Liderlik, en geniş kapsamı ile, toplumları sevk ve idare sanatıdır. Lider denilince akla gelebilecek tek isim Türkiye Cumhuriyetinin kurucusu Gazi Mustafa Kemal Atatürk’tür. Atatürk üstün nitelikli bir liderdir. Bir liderde aranılan bütün vasıfları bünyesinde barındırır.
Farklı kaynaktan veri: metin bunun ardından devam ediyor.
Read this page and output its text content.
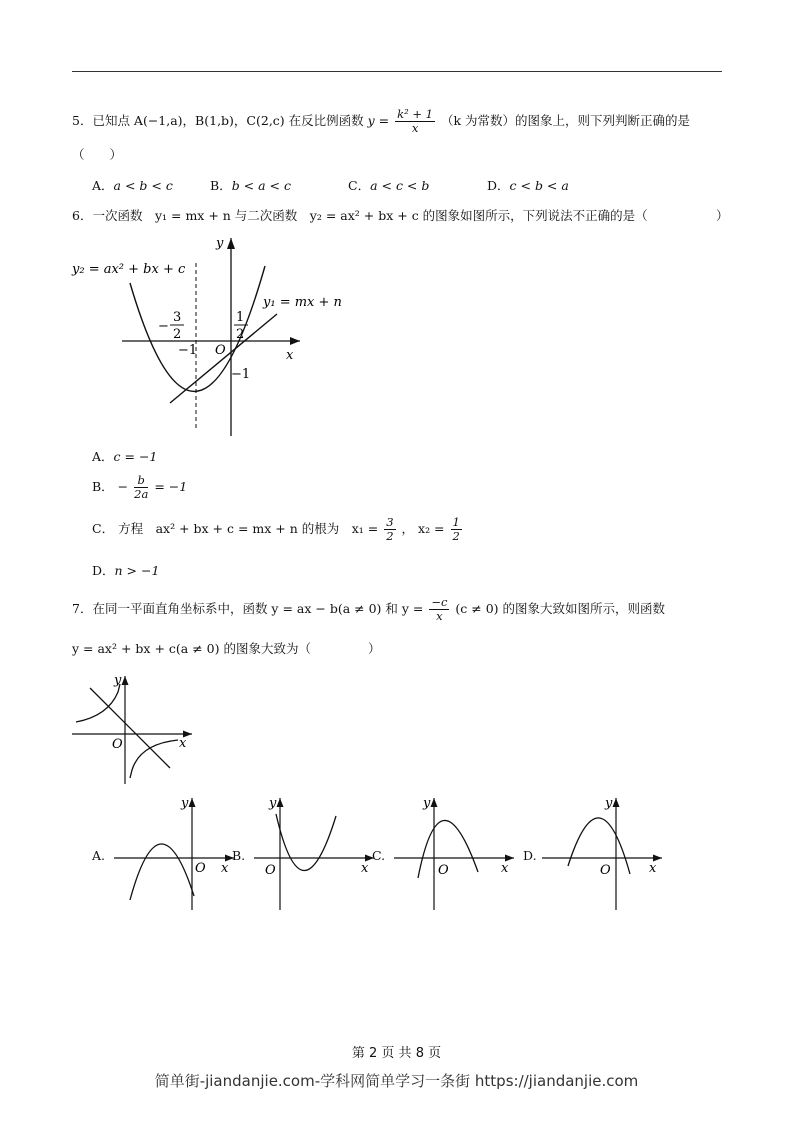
5．已知点 A(−1,a)，B(1,b)，C(2,c) 在反比例函数 $y = \frac{\text{k² + 1}}{x} (k$ 为常数）的图象上，则下列判断正确的是
（　　）
A．a < b < c	B．b < a < c	C．a < c < b	D．c < b < a
6．一次函数　y₁ = mx + n 与二次函数　y₂ = ax² + bx + c 的图象如图所示，下列说法不正确的是（	）
y
x
O
y₂ = ax² + bx + c
y₁ = mx + n
−
3
2
1
2
−1
−1
A．c = −1
B． − $\frac{b}{2a} = -1$
C． 方程　ax² + bx + c = mx + n 的根为　$x_1 = \frac{3}{2}$ ， $x_2 = \frac{1}{2}$
D．n > −1
7．在同一平面直角坐标系中，函数 y = ax − b(a ≠ 0) 和 $y = \frac{-c}{x} (c \ne 0)$ 的图象大致如图所示，则函数
y = ax² + bx + c(a ≠ 0) 的图象大致为（	）
y
x
O
A.
y
x
O
B.
y
x
O
C.
y
x
O
D.
y
x
O
第 2 页 共 8 页
简单街-jiandanjie.com-学科网简单学习一条街 https://jiandanjie.com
Aslında Atatürk’ün liderliği tartışılmaz. Gerek kurduğu muhtelif teşkilâtlarda, gerekse olayların akışı içindeki tavırlarıyla bunu ispatlamıştır. Atatürk’ün liderliği, düşünürlerce kabul edildiği gibi, büyük devlet adamlarınca da tasdik edilmiştir. Bilimsel esaslar içinde aranan niteliklerin fazlasıyla bulunduğu da bir gerçektir. Küçük büyük yüzlerce olaydaki tutum, davranış ve tavırları tarihi dolduran belgelerdir. O, lider yaratılmıştır. Liderliğini devamlı ve sistemli olarak geliştirmiştir. Böylece de, liderlerin lideri durumuna geçmiştir.
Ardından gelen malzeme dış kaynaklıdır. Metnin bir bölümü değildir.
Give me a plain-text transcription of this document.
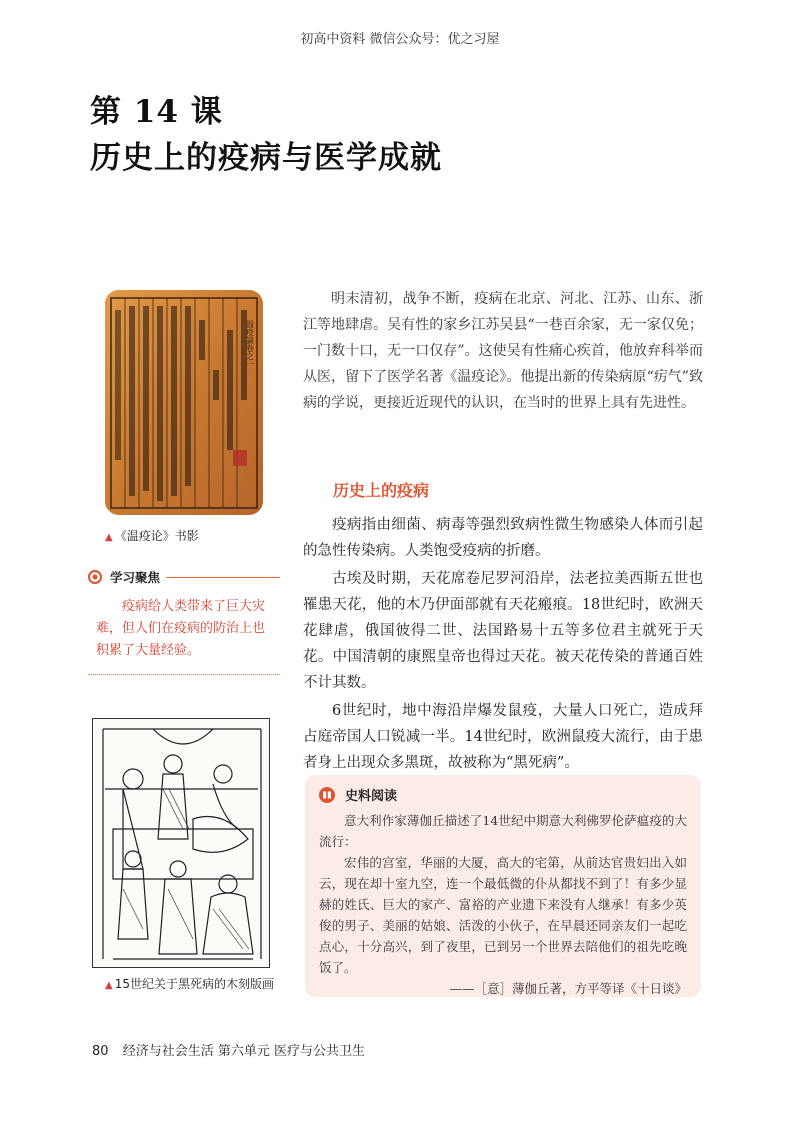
初高中资料 微信公众号：优之习屋
第 14 课
历史上的疫病与医学成就
温疫論卷之一
▲ 《温疫论》书影
学习聚焦

疫病给人类带来了巨大灾难，但人们在疫病的防治上也积累了大量经验。

▲ 15世纪关于黑死病的木刻版画

明末清初，战争不断，疫病在北京、河北、江苏、山东、浙江等地肆虐。吴有性的家乡江苏吴县“一巷百余家，无一家仅免；一门数十口，无一口仅存”。这使吴有性痛心疾首，他放弃科举而从医，留下了医学名著《温疫论》。他提出新的传染病原“疠气”致病的学说，更接近近现代的认识，在当时的世界上具有先进性。

历史上的疫病

疫病指由细菌、病毒等强烈致病性微生物感染人体而引起的急性传染病。人类饱受疫病的折磨。

古埃及时期，天花席卷尼罗河沿岸，法老拉美西斯五世也罹患天花，他的木乃伊面部就有天花瘢痕。18世纪时，欧洲天花肆虐，俄国彼得二世、法国路易十五等多位君主就死于天花。中国清朝的康熙皇帝也得过天花。被天花传染的普通百姓不计其数。

6世纪时，地中海沿岸爆发鼠疫，大量人口死亡，造成拜占庭帝国人口锐减一半。14世纪时，欧洲鼠疫大流行，由于患者身上出现众多黑斑，故被称为“黑死病”。

史料阅读

意大利作家薄伽丘描述了14世纪中期意大利佛罗伦萨瘟疫的大流行：

宏伟的宫室，华丽的大厦，高大的宅第，从前达官贵妇出入如云，现在却十室九空，连一个最低微的仆从都找不到了！有多少显赫的姓氏、巨大的家产、富裕的产业遗下来没有人继承！有多少英俊的男子、美丽的姑娘、活泼的小伙子，在早晨还同亲友们一起吃点心，十分高兴，到了夜里，已到另一个世界去陪他们的祖先吃晚饭了。

——［意］薄伽丘著，方平等译《十日谈》

80 经济与社会生活 第六单元 医疗与公共卫生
Bu konuda emekli Korgeneral Cemal Enginsoy’un Atatürk Araştırma Merkezi Dergisi’nde yayınlanan yazısını aktarıyoruz...
Çağımızın başarı ile sonuçlanmış ilk ulusal bağımsızlık hareketi olan Türk Bağımsızlık Savaşı’nın önderi Gazi Mustafa Kemal Paşa (Atatürk), hiç kuşkusuz, ulusal ve evrensel nitelikli büyük bir liderdir. Birçok otorite bu görüşü paylaşır. Örneğin; tanınmış İngiliz tarihçi Lord Kinross, Atatürk ile ilgili kanısını şu kesin ifade ile belirtir: “...Kemal Atatürk’ün çağımızın en büyük adamlarından biri olduğu hakkında en ufak bir kuşkum yoktur..?”
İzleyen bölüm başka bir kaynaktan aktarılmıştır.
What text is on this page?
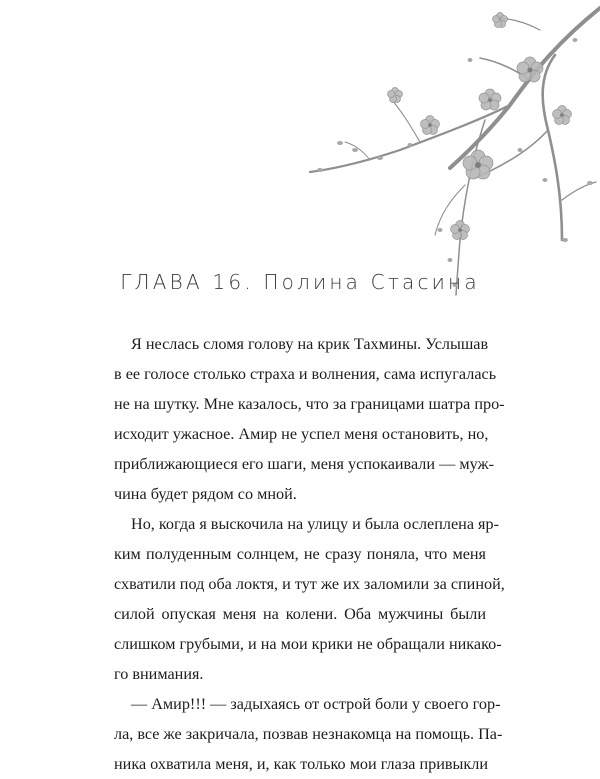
ГЛАВА 16. Полина Стасина
Я неслась сломя голову на крик Тахмины. Услышав
в ее голосе столько страха и волнения, сама испугалась
не на шутку. Мне казалось, что за границами шатра про-
исходит ужасное. Амир не успел меня остановить, но,
приближающиеся его шаги, меня успокаивали — муж-
чина будет рядом со мной.
Но, когда я выскочила на улицу и была ослеплена яр-
ким полуденным солнцем, не сразу поняла, что меня
схватили под оба локтя, и тут же их заломили за спиной,
силой опуская меня на колени. Оба мужчины были
слишком грубыми, и на мои крики не обращали никако-
го внимания.
— Амир!!! — задыхаясь от острой боли у своего гор-
ла, все же закричала, позвав незнакомца на помощь. Па-
ника охватила меня, и, как только мои глаза привыкли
Türkiye ve Atatürk ile ilgili incelemeleri ile tanınan Amerikalı bilim adamı Prof. Dr. Dankwart Rustow ise, Atatürk’ün büyüklüğünü şöyle tanımlar: “...Osmanlı İmparatorluğu’nun Türkiye Cumhuriyeti’ne dönüşümünde Kemal’in oynadığı rol, Weber’ce (Max Weber) bir terimle, çok kez karizmatik olarak anılan türdendir. Bir karizmatik lider, izleyicilerinin gözünde normal insan değer ölçülerini aşan ve onların yararına mucizeler yaratma yeteneğinde olan bir kişidir... Kemal’in büyüklüğü ülkesinin savunucusu, Cumhuriyet’in kurucusu ve köklü reformcu olarak, üçlü başarısında yatar...”
Yukarıdaki değerlendirmelerin ortaya koyduğu doğal sonuç, Kemal Atatürk’ün üstün nitelikli bir lider olduğudur. Çünkü; liderlik, en geniş kapsamı ile, toplumları sevk ve idare sanatıdır.
Atatürk, çok yönlü tarihî kişiliği içinde, her şeyden önce, meslekten yetişmiş bir asker olarak, Askerlik Sanatı’nı ve bunun en önemli unsuru olan Savaş Prensipleri’ni kavramış, yerinde ve zamanında uygulamasını bilmiş yüksek bir strateji, usta bir taktikçi, insan gücü ve lojistik konularında büyük bir teşkilâtçı olduğunu kanıtlamış seçkin bir komutan, daha özgün bir deyişle “askerî deha sahibi” bir önderdir.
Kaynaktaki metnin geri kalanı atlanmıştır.